ここで平治さんの手によって鉄に水がつけられ、表面を覆っていた酸化鉄が取り払われた。
すると、今までゴツゴツといびつだった表面があっという間につるつるになり、俄然、鉄っぽさが増してきた。
さらにこの鉄板をナタとクワの大きさに切り分け、その形もようやく道具らしくなってきた。
そして、やっと次の作業「鍛接」へ。ここまで鍛錬した軟鉄とは違い、固いがもろい鋼鉄でできているのが鋼。

日本の刃物は、この2つを合わせて作られるものが一般的で、柔軟性と丈夫さを併せ持っている。
鋼はまず、鋼を原料とした廃鉄を溶かさなければならないが、それにはこれまででもっとも高温の1500度の炉が必要となる。
そこで、熱く熱した炭の上に廃鉄をのせ、溶けて下に溜まった鋼を取り出す専用の炉を作る。
しかしこのときの温度がとても重要だと平治さんは言う。なぜなら、この温度が高すぎても低すぎても鋼はもろくなってしまうからだった。

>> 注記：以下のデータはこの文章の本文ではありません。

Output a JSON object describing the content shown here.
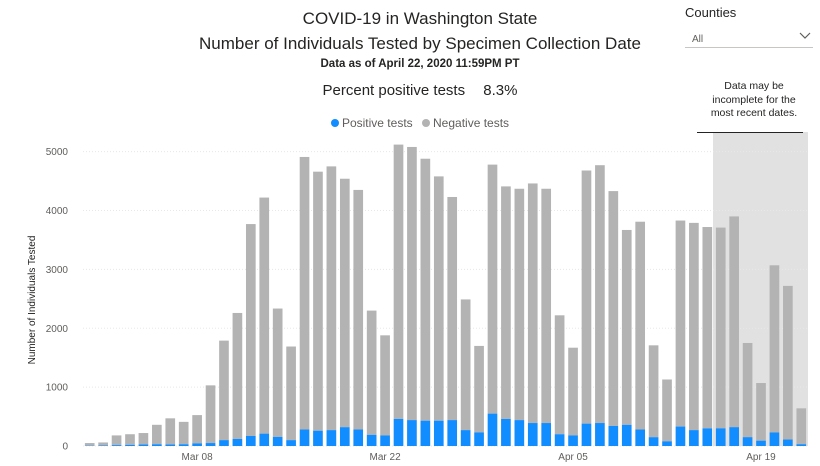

少しずつ鋼でできた廃鉄を炭に投じ、温度に気を使いながらゆっくり溶かしゆく。
そして6時間後。専用の炉を壊し、底から鋼の塊を取り出す。まだ飴のようにグニャグニャの鋼を水につけ、軟鉄と同じように鍛錬の作業で薄く広く板状にしてゆく。
「キィン!キィン!」
村に響き渡る目の覚めるような音がひと段落ついたころ、ようやく鍛接の作業へと入る。
鍛接では軟鉄と鋼をくっつけなければならないが、これにはそれ専用の接着剤を使うという。